As noob said "golden standard" is more or less playing enough games to determine that one is better than another.
But probably it's not practical, especially if you plan to do somewhat long analysis. So it's more or less coming from experiense and existing data on sf scalability with cores.
Philofive
Posts: 3
Joined: Sun Sep 22, 2024 9:02 pm
Full name: Philipp Enoeckl

Re: Stockfish benchmark test

Post by Philofive »

Thx for all the answers, i understand it much more clearly now.

Basically Mn/s is a bad metric, because of the parallelization "overhead", but what is the theoretical worst outcome of that? Pretty bad, i guess.
I am asking, because there are companies (i won't say any names), which sell Mn/s and i am pretty sure, those Mn/s won't come from 2 or 3 CPUs. Basically what you are all saying is... You don't know, how good these Mn/s are.

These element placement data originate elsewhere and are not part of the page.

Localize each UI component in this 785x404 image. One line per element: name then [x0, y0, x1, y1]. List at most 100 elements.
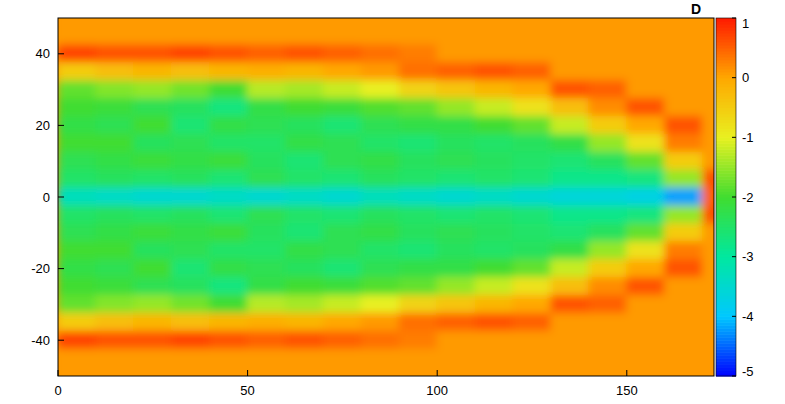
cell	[95, 331, 134, 350]
cell	[550, 134, 589, 153]
cell	[588, 295, 627, 314]
cell	[323, 367, 362, 376]
cell	[133, 44, 172, 63]
cell	[437, 295, 476, 314]
cell	[664, 18, 703, 27]
cell	[285, 116, 324, 135]
cell	[550, 331, 589, 350]
cell	[399, 62, 438, 81]
cell	[475, 277, 514, 296]
cell	[588, 44, 627, 63]
cell	[285, 170, 324, 189]
cell	[133, 295, 172, 314]
cell	[588, 188, 627, 207]
y-tick	[58, 268, 64, 269]
cell	[361, 134, 400, 153]
cell	[664, 259, 703, 278]
cell	[399, 295, 438, 314]
cell	[399, 80, 438, 99]
cell	[399, 188, 438, 207]
x-tick-label: 100	[426, 383, 448, 398]
y-tick-label: 40	[36, 46, 50, 61]
cell	[95, 205, 134, 224]
cell	[550, 313, 589, 332]
cell	[361, 367, 400, 376]
cell	[323, 116, 362, 135]
cell	[550, 98, 589, 117]
x-tick	[58, 370, 59, 376]
cell	[475, 205, 514, 224]
cell	[323, 62, 362, 81]
cell	[664, 367, 703, 376]
colorbar-tick	[732, 316, 736, 317]
cell	[399, 18, 438, 27]
cell	[285, 152, 324, 171]
cell	[58, 331, 96, 350]
cell	[626, 313, 665, 332]
cell	[133, 152, 172, 171]
cell	[664, 134, 703, 153]
cell	[285, 18, 324, 27]
cell	[247, 367, 286, 376]
cell	[437, 116, 476, 135]
cell	[513, 26, 552, 45]
plot-background	[58, 18, 714, 376]
cell	[58, 241, 96, 260]
cell	[171, 349, 210, 368]
cell	[285, 259, 324, 278]
cell	[475, 241, 514, 260]
cell	[58, 98, 96, 117]
cell	[323, 295, 362, 314]
cell	[58, 152, 96, 171]
cell	[171, 259, 210, 278]
colorbar-tick	[732, 376, 736, 377]
cell	[361, 98, 400, 117]
colorbar-tick-label: -3	[742, 249, 754, 264]
cell	[209, 116, 248, 135]
cell	[550, 80, 589, 99]
cell	[95, 241, 134, 260]
cell	[171, 18, 210, 27]
cell	[475, 116, 514, 135]
cell	[285, 295, 324, 314]
cell	[475, 331, 514, 350]
cell	[58, 205, 96, 224]
cell	[588, 349, 627, 368]
cell	[437, 223, 476, 242]
cell	[133, 62, 172, 81]
cell	[513, 44, 552, 63]
cell	[475, 223, 514, 242]
chart: 050100150-40-2002040-5-4-3-2-101D	[0, 0, 785, 404]
cell	[323, 223, 362, 242]
cell	[95, 277, 134, 296]
cell	[247, 241, 286, 260]
cell	[285, 80, 324, 99]
cell	[664, 349, 703, 368]
cell	[588, 313, 627, 332]
cell	[550, 241, 589, 260]
cell	[95, 18, 134, 27]
cell	[247, 205, 286, 224]
cell	[133, 349, 172, 368]
cell	[550, 26, 589, 45]
cell	[475, 313, 514, 332]
cell	[133, 188, 172, 207]
cell	[171, 331, 210, 350]
cell	[550, 18, 589, 27]
cell	[664, 241, 703, 260]
cell	[588, 367, 627, 376]
cell	[361, 152, 400, 171]
cell	[664, 170, 703, 189]
cell	[95, 98, 134, 117]
cell	[209, 241, 248, 260]
cell	[550, 367, 589, 376]
y-tick	[58, 340, 64, 341]
cell	[95, 152, 134, 171]
cell	[399, 367, 438, 376]
colorbar-tick-label: 1	[742, 16, 749, 31]
y-tick-label: -40	[31, 333, 50, 348]
cell	[513, 152, 552, 171]
cell	[58, 26, 96, 45]
cell	[626, 80, 665, 99]
cell	[133, 313, 172, 332]
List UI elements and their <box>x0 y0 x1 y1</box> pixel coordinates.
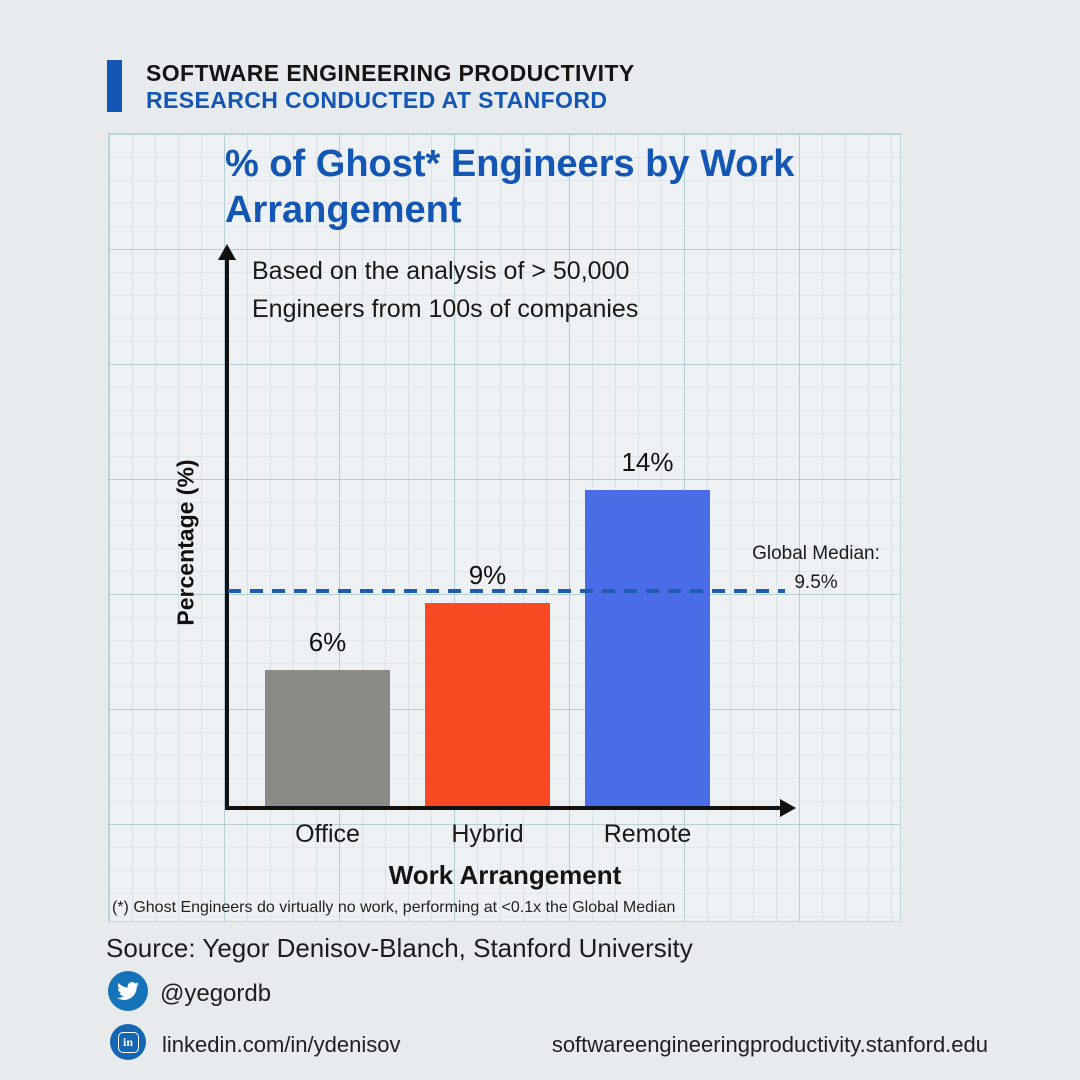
bar-hybrid <box>425 603 550 806</box>
chart-panel <box>108 133 901 922</box>
global-median-reference-line <box>228 589 785 593</box>
x-axis-line <box>225 806 782 810</box>
bar-value-label: 14% <box>621 447 674 477</box>
bar-group-hybrid: 9% Hybrid <box>425 420 550 848</box>
chart-subtitle: Based on the analysis of > 50,000 Engine… <box>252 257 639 323</box>
linkedin-icon[interactable]: in <box>110 1024 146 1060</box>
bar-remote <box>585 490 710 806</box>
bar-office <box>265 670 390 806</box>
chart-footnote: (*) Ghost Engineers do virtually no work… <box>112 899 676 916</box>
y-axis-arrow-icon <box>218 244 236 260</box>
x-tick-hybrid: Hybrid <box>451 820 524 848</box>
global-median-label-line1: Global Median: <box>752 543 880 564</box>
header-title: SOFTWARE ENGINEERING PRODUCTIVITY <box>146 60 635 86</box>
linkedin-in-glyph: in <box>117 1031 139 1053</box>
y-axis-line <box>225 258 229 808</box>
bar-group-office: 6% Office <box>265 420 390 848</box>
chart-title: % of Ghost* Engineers by Work Arrangemen… <box>225 143 795 232</box>
twitter-icon[interactable] <box>108 971 148 1011</box>
x-axis-title: Work Arrangement <box>388 860 622 890</box>
website-url[interactable]: softwareengineeringproductivity.stanford… <box>551 1032 988 1057</box>
linkedin-url[interactable]: linkedin.com/in/ydenisov <box>162 1032 401 1057</box>
bar-value-label: 6% <box>308 627 347 657</box>
bar-value-label: 9% <box>468 560 507 590</box>
x-tick-office: Office <box>295 820 360 848</box>
twitter-bird-icon <box>117 982 139 1000</box>
twitter-handle[interactable]: @yegordb <box>160 980 272 1007</box>
header-subtitle: RESEARCH CONDUCTED AT STANFORD <box>146 87 608 113</box>
global-median-label-line2: 9.5% <box>794 572 838 594</box>
x-axis-arrow-icon <box>780 799 796 817</box>
source-credit: Source: Yegor Denisov-Blanch, Stanford U… <box>106 933 693 963</box>
header-accent-bar <box>107 60 122 112</box>
bar-group-remote: 14% Remote <box>585 420 710 848</box>
global-median-label: Global Median: 9.5% <box>740 539 892 598</box>
y-axis-title: Percentage (%) <box>172 459 199 626</box>
x-tick-remote: Remote <box>603 820 692 848</box>
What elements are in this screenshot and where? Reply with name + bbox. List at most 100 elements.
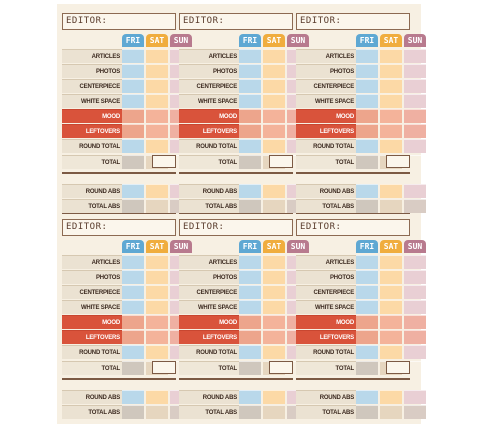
- score-cell[interactable]: [263, 49, 285, 63]
- score-cell[interactable]: [380, 345, 402, 359]
- abs-cell[interactable]: [263, 405, 285, 419]
- score-cell[interactable]: [380, 64, 402, 78]
- score-cell[interactable]: [239, 94, 261, 108]
- score-cell[interactable]: [239, 270, 261, 284]
- editor-field[interactable]: EDITOR:: [179, 219, 293, 236]
- score-cell[interactable]: [356, 300, 378, 314]
- abs-cell[interactable]: [122, 199, 144, 213]
- abs-cell[interactable]: [356, 199, 378, 213]
- score-cell[interactable]: [146, 255, 168, 269]
- score-cell[interactable]: [380, 270, 402, 284]
- abs-cell[interactable]: [146, 199, 168, 213]
- score-cell[interactable]: [356, 94, 378, 108]
- abs-cell[interactable]: [239, 199, 261, 213]
- score-cell[interactable]: [122, 79, 144, 93]
- abs-cell[interactable]: [263, 199, 285, 213]
- abs-cell[interactable]: [122, 184, 144, 198]
- abs-cell[interactable]: [356, 390, 378, 404]
- score-cell[interactable]: [239, 79, 261, 93]
- abs-cell[interactable]: [239, 184, 261, 198]
- score-cell[interactable]: [380, 49, 402, 63]
- score-cell[interactable]: [404, 285, 426, 299]
- abs-cell[interactable]: [380, 199, 402, 213]
- abs-cell[interactable]: [239, 390, 261, 404]
- score-cell[interactable]: [263, 64, 285, 78]
- editor-field[interactable]: EDITOR:: [296, 13, 410, 30]
- abs-cell[interactable]: [263, 390, 285, 404]
- abs-cell[interactable]: [146, 390, 168, 404]
- score-cell[interactable]: [146, 139, 168, 153]
- score-cell[interactable]: [404, 49, 426, 63]
- score-cell[interactable]: [146, 64, 168, 78]
- score-cell[interactable]: [356, 79, 378, 93]
- score-cell[interactable]: [263, 94, 285, 108]
- score-cell[interactable]: [380, 300, 402, 314]
- abs-cell[interactable]: [122, 405, 144, 419]
- score-cell[interactable]: [122, 124, 144, 138]
- score-cell[interactable]: [404, 300, 426, 314]
- score-cell[interactable]: [380, 315, 402, 329]
- score-cell[interactable]: [263, 285, 285, 299]
- score-cell[interactable]: [404, 330, 426, 344]
- score-cell[interactable]: [146, 94, 168, 108]
- score-cell[interactable]: [146, 300, 168, 314]
- score-cell[interactable]: [380, 109, 402, 123]
- score-cell[interactable]: [239, 315, 261, 329]
- score-cell[interactable]: [122, 315, 144, 329]
- score-cell[interactable]: [239, 285, 261, 299]
- score-cell[interactable]: [122, 109, 144, 123]
- grand-total-box[interactable]: [152, 155, 176, 168]
- score-cell[interactable]: [263, 255, 285, 269]
- score-cell[interactable]: [356, 139, 378, 153]
- score-cell[interactable]: [356, 255, 378, 269]
- score-cell[interactable]: [404, 345, 426, 359]
- score-cell[interactable]: [146, 345, 168, 359]
- abs-cell[interactable]: [404, 199, 426, 213]
- abs-cell[interactable]: [146, 184, 168, 198]
- score-cell[interactable]: [404, 315, 426, 329]
- score-cell[interactable]: [356, 49, 378, 63]
- abs-cell[interactable]: [356, 405, 378, 419]
- score-cell[interactable]: [356, 361, 378, 375]
- score-cell[interactable]: [356, 270, 378, 284]
- score-cell[interactable]: [356, 285, 378, 299]
- score-cell[interactable]: [146, 330, 168, 344]
- editor-field[interactable]: EDITOR:: [179, 13, 293, 30]
- score-cell[interactable]: [239, 155, 261, 169]
- score-cell[interactable]: [122, 255, 144, 269]
- abs-cell[interactable]: [380, 405, 402, 419]
- grand-total-box[interactable]: [152, 361, 176, 374]
- score-cell[interactable]: [356, 345, 378, 359]
- score-cell[interactable]: [404, 155, 426, 169]
- score-cell[interactable]: [356, 155, 378, 169]
- abs-cell[interactable]: [239, 405, 261, 419]
- score-cell[interactable]: [122, 49, 144, 63]
- score-cell[interactable]: [380, 139, 402, 153]
- score-cell[interactable]: [146, 79, 168, 93]
- score-cell[interactable]: [122, 139, 144, 153]
- score-cell[interactable]: [239, 49, 261, 63]
- score-cell[interactable]: [263, 300, 285, 314]
- score-cell[interactable]: [263, 270, 285, 284]
- editor-field[interactable]: EDITOR:: [296, 219, 410, 236]
- score-cell[interactable]: [146, 285, 168, 299]
- score-cell[interactable]: [404, 94, 426, 108]
- score-cell[interactable]: [356, 124, 378, 138]
- abs-cell[interactable]: [146, 405, 168, 419]
- score-cell[interactable]: [380, 285, 402, 299]
- score-cell[interactable]: [122, 94, 144, 108]
- score-cell[interactable]: [122, 155, 144, 169]
- abs-cell[interactable]: [404, 184, 426, 198]
- score-cell[interactable]: [122, 285, 144, 299]
- score-cell[interactable]: [146, 109, 168, 123]
- editor-field[interactable]: EDITOR:: [62, 219, 176, 236]
- score-cell[interactable]: [263, 315, 285, 329]
- score-cell[interactable]: [404, 124, 426, 138]
- score-cell[interactable]: [263, 330, 285, 344]
- abs-cell[interactable]: [404, 405, 426, 419]
- score-cell[interactable]: [356, 109, 378, 123]
- score-cell[interactable]: [146, 315, 168, 329]
- score-cell[interactable]: [263, 79, 285, 93]
- score-cell[interactable]: [380, 94, 402, 108]
- score-cell[interactable]: [356, 330, 378, 344]
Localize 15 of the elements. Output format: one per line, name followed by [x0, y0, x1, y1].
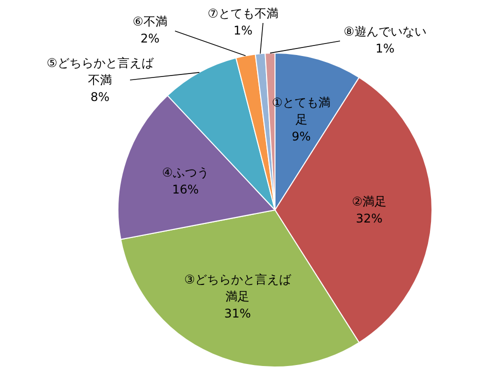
slice-label: ③どちらかと言えば満足 — [184, 272, 292, 304]
slice-label: ⑤どちらかと言えば不満 — [46, 56, 154, 87]
slice-label: ⑥不満 — [132, 14, 168, 28]
data-label: 32% — [356, 212, 383, 226]
data-label: 2% — [140, 32, 160, 46]
data-label: 31% — [224, 306, 251, 320]
slice-label: ④ふつう — [162, 165, 209, 180]
data-label: 16% — [172, 182, 199, 196]
data-label: 1% — [233, 24, 253, 38]
data-label: 9% — [292, 130, 311, 144]
slice-label: ⑧遊んでいない — [344, 24, 426, 38]
slice-label: ⑦とても不満 — [208, 6, 278, 20]
data-label: 8% — [90, 90, 110, 104]
slice-label: ②満足 — [352, 194, 387, 208]
data-label: 1% — [375, 42, 395, 56]
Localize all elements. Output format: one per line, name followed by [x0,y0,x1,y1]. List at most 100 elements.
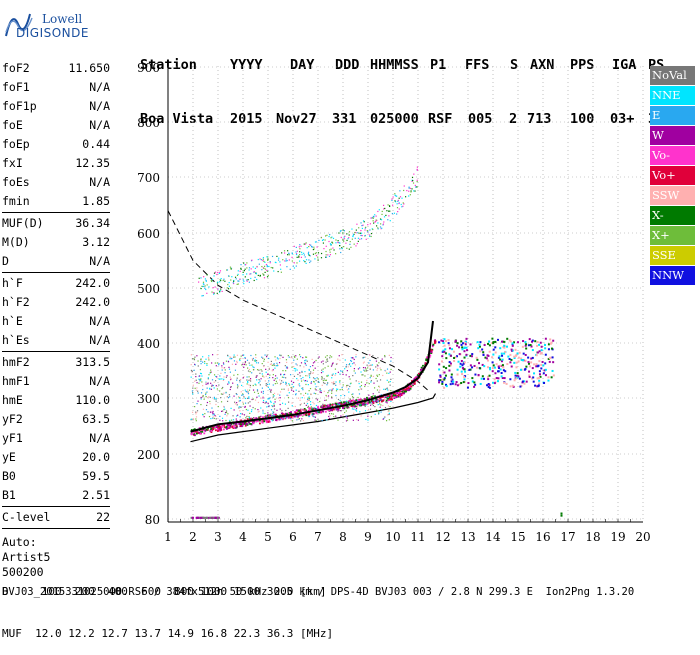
echo-trace [200,398,202,400]
echo-trace [212,292,215,294]
echo-trace [519,385,522,388]
echo-trace [335,242,337,244]
echo-trace [294,370,296,372]
echo-trace [396,213,398,215]
echo-trace [200,378,202,380]
echo-trace [248,384,250,386]
echo-trace [286,413,289,416]
echo-trace [397,211,399,213]
echo-trace [511,342,514,345]
logo-line1: Lowell [42,12,83,26]
echo-trace [352,406,354,408]
direction-legend: NoVal NNE E W Vo- Vo+ SSW X- X+ SSE NNW [650,66,695,286]
echo-trace [358,382,360,385]
echo-trace [374,214,376,216]
echo-trace [352,233,355,235]
echo-trace [346,247,348,249]
echo-trace [402,202,404,204]
echo-trace [329,251,331,253]
echo-trace [379,226,382,228]
echo-trace [309,365,312,368]
echo-trace [312,412,315,415]
echo-trace [219,378,221,380]
echo-trace [342,373,344,376]
echo-trace [324,367,326,369]
echo-trace [305,375,307,377]
echo-trace [305,262,307,264]
echo-trace [420,366,423,369]
echo-trace [192,392,194,394]
echo-trace [263,365,265,368]
echo-trace [430,352,432,354]
echo-trace [449,383,452,386]
echo-trace [534,384,537,387]
echo-trace [224,280,226,282]
echo-trace [284,413,287,416]
echo-trace [211,384,213,386]
echo-trace [448,364,451,367]
echo-trace [308,416,310,418]
echo-trace [245,364,247,366]
echo-trace [303,252,305,254]
echo-trace [261,421,264,424]
echo-trace [416,186,418,188]
echo-trace [407,389,410,392]
echo-trace [389,210,391,212]
echo-trace [370,381,372,383]
echo-trace [213,374,216,376]
echo-trace [323,378,325,380]
echo-trace [341,370,343,372]
echo-trace [269,390,272,392]
echo-trace [331,392,333,394]
echo-trace [307,393,309,395]
echo-trace [193,433,196,435]
echo-trace [234,369,237,371]
echo-trace [453,359,456,362]
echo-trace [488,340,491,343]
echo-trace [380,400,383,403]
echo-trace [210,280,213,282]
echo-trace [212,414,214,416]
echo-trace [248,396,250,398]
echo-trace [195,416,198,418]
echo-trace [303,394,305,396]
echo-trace [266,383,269,386]
echo-trace [246,279,248,281]
echo-trace [377,227,379,229]
echo-trace [283,374,285,376]
echo-trace [207,516,210,519]
echo-trace [205,428,208,431]
echo-trace [272,396,274,398]
echo-trace [359,367,361,369]
echo-trace [284,417,286,419]
echo-trace [428,356,431,359]
echo-trace [334,368,337,370]
echo-trace [538,376,541,379]
echo-trace [239,399,242,402]
echo-trace [371,217,373,219]
echo-trace [298,390,300,392]
echo-trace [470,355,473,358]
echo-trace [501,364,504,367]
param-name: MUF(D) [2,216,44,230]
echo-trace [360,371,362,373]
echo-trace [364,375,366,377]
echo-trace [355,356,357,358]
echo-trace [265,421,268,424]
echo-trace [198,375,200,377]
echo-trace [329,403,332,406]
echo-trace [341,247,343,249]
echo-trace [214,414,216,417]
echo-trace [243,280,245,282]
echo-trace [239,397,241,399]
echo-trace [361,227,364,230]
echo-trace [200,432,202,435]
echo-trace [265,400,267,403]
echo-trace [223,405,225,408]
echo-trace [509,361,512,364]
echo-trace [380,411,382,413]
echo-trace [193,363,196,365]
echo-trace [513,379,516,382]
echo-trace [304,379,307,382]
echo-trace [353,370,355,372]
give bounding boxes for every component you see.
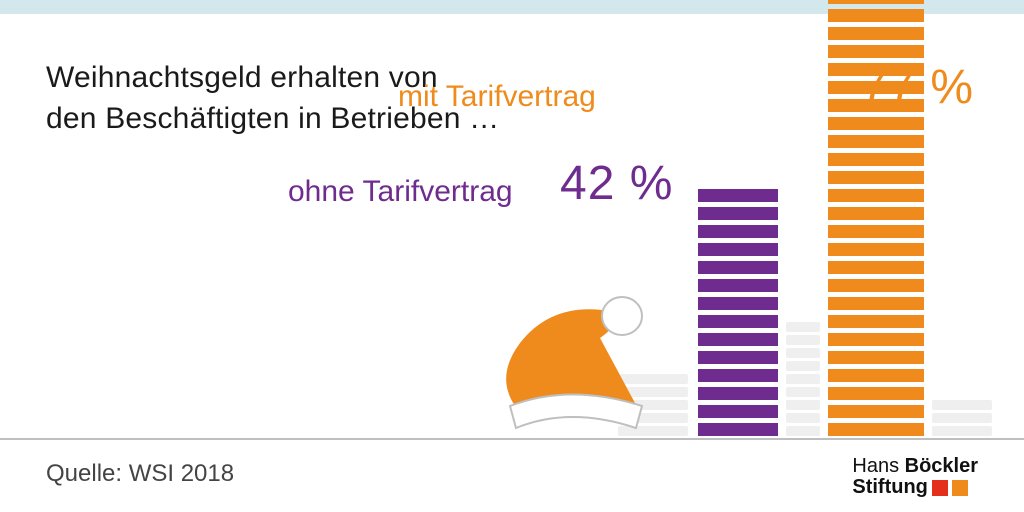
bar-segment — [828, 81, 924, 94]
bar-segment — [828, 333, 924, 346]
bar-segment — [828, 99, 924, 112]
bar-segment — [828, 279, 924, 292]
bar-segment — [698, 225, 778, 238]
bar-segment — [698, 387, 778, 400]
logo-square-red — [932, 480, 948, 496]
bar-mit-tarifvertrag — [828, 0, 924, 436]
bar-segment — [828, 207, 924, 220]
logo-text-light: Hans — [852, 455, 904, 477]
coin-stack-bg — [932, 400, 992, 436]
boeckler-logo: Hans Böckler Stiftung — [852, 456, 978, 498]
bar-segment — [828, 0, 924, 4]
bar-segment — [828, 225, 924, 238]
bar-segment — [828, 63, 924, 76]
bar-ohne-tarifvertrag — [698, 189, 778, 436]
source-text: Quelle: WSI 2018 — [46, 460, 234, 488]
logo-text-bold: Böckler — [905, 455, 978, 477]
bar-segment — [698, 315, 778, 328]
bar-segment — [828, 297, 924, 310]
bar-segment — [698, 279, 778, 292]
headline-line1: Weihnachtsgeld erhalten von — [46, 61, 438, 94]
label-mit-tarifvertrag: mit Tarifvertrag — [398, 80, 596, 114]
bar-segment — [698, 333, 778, 346]
bar-segment — [698, 369, 778, 382]
bar-segment — [828, 405, 924, 418]
bar-segment — [828, 9, 924, 22]
label-ohne-tarifvertrag: ohne Tarifvertrag — [288, 175, 513, 209]
bar-segment — [828, 315, 924, 328]
bar-segment — [698, 189, 778, 202]
bar-segment — [828, 45, 924, 58]
value-ohne-tarifvertrag: 42 % — [560, 156, 673, 211]
bar-segment — [828, 387, 924, 400]
bar-segment — [698, 423, 778, 436]
bar-segment — [698, 405, 778, 418]
footer-rule — [0, 438, 1024, 440]
bar-segment — [698, 297, 778, 310]
bar-segment — [828, 189, 924, 202]
coin-stack-bg — [786, 322, 820, 436]
bar-segment — [828, 261, 924, 274]
bar-segment — [698, 351, 778, 364]
bar-segment — [828, 27, 924, 40]
bar-segment — [828, 369, 924, 382]
bar-segment — [828, 243, 924, 256]
bar-segment — [698, 243, 778, 256]
logo-square-orange — [952, 480, 968, 496]
bar-segment — [828, 117, 924, 130]
bar-segment — [828, 423, 924, 436]
bar-segment — [828, 135, 924, 148]
bar-segment — [828, 171, 924, 184]
bar-segment — [698, 261, 778, 274]
bar-segment — [828, 153, 924, 166]
bar-segment — [828, 351, 924, 364]
logo-text-line2: Stiftung — [852, 477, 928, 498]
bar-segment — [698, 207, 778, 220]
santa-hat-icon — [470, 288, 660, 438]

Did somebody do an evaluation of these offers already?
Vinvin
Posts: 5287
Joined: Thu Mar 09, 2006 9:40 am
Full name: Vincent Lejeune

Re: Stockfish benchmark test

Post by Vinvin »

Philofive wrote: Wed Sep 25, 2024 3:27 pm Thx for all the answers, i understand it much more clearly now.

Basically Mn/s is a bad metric, because of the parallelization "overhead", but what is the theoretical worst outcome of that? Pretty bad, i guess.
I am asking, because there are companies (i won't say any names), which sell Mn/s and i am pretty sure, those Mn/s won't come from 2 or 3 CPUs. Basically what you are all saying is... You don't know, how good these Mn/s are.

Did somebody do an evaluation of these offers already?
A lot of numbers in this thread : forum3/viewtopic.php?t=74188
Jouni
Posts: 3621
Joined: Wed Mar 08, 2006 8:15 pm
Full name: Jouni Uski

Re: Stockfish benchmark test

Post by Jouni »

But totally outdated as done before NNUE.
Jouni